Впервые я поняла, какая чудовищная подмена понятий свершилась в западной цивилизации, когда прилетела (будучи изгнанной) в Вену. Одна австрийская газета написала «Горичева выбрала свободу». И бесполезно было объяснять, что «ничто не отделит нас от любви Божьей», что, если ты — христианин, можно быть свободной и в тюрьме, и в психушке. Напротив, в окружении западных внешних красот, развлечений и удовольствий теряешь мысль о Едином на потребу, а значит, и внутреннюю свободу.

Когда я сразу после отъезда из СССР давала в Вене свои первые интервью (прилетели журналисты многих крупнейших изданий и телеканалов), то потом, просматривая их, я с ужасом видела, что все, что «о Боге и о Церкви», было вырезано. Осталась лишь «война в Афганистане», тяжести советского быта, антикоммунизм. Тогда мне стало ясно, как я ошибалась, радуясь, что мы прибыли в «свободную Европу», где (как я раньше думала) все используют «демократию», чтобы любить, молиться, писать стихи.

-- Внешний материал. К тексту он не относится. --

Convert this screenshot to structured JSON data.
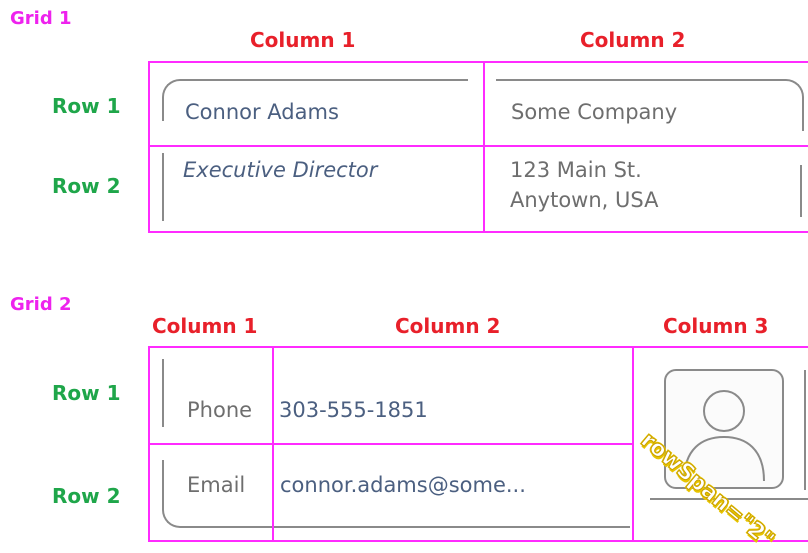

- А насколько вообще сочетаются свобода и материальный достаток, свобода материального выбора, которую мы ассоциируем с Западом? Не противоречат ли они на самом деле друг другу?

- Материальный достаток доконал Европу. Вместо выбора между Богом и дьяволом, жизнью и смертью, западный человек совершает выбор между двумя марками машин. Отсюда — его мелкость и то, что сказал о среднем европейце Константин Леонтьев: «средний европеец как орудие всеобщего уничтожения».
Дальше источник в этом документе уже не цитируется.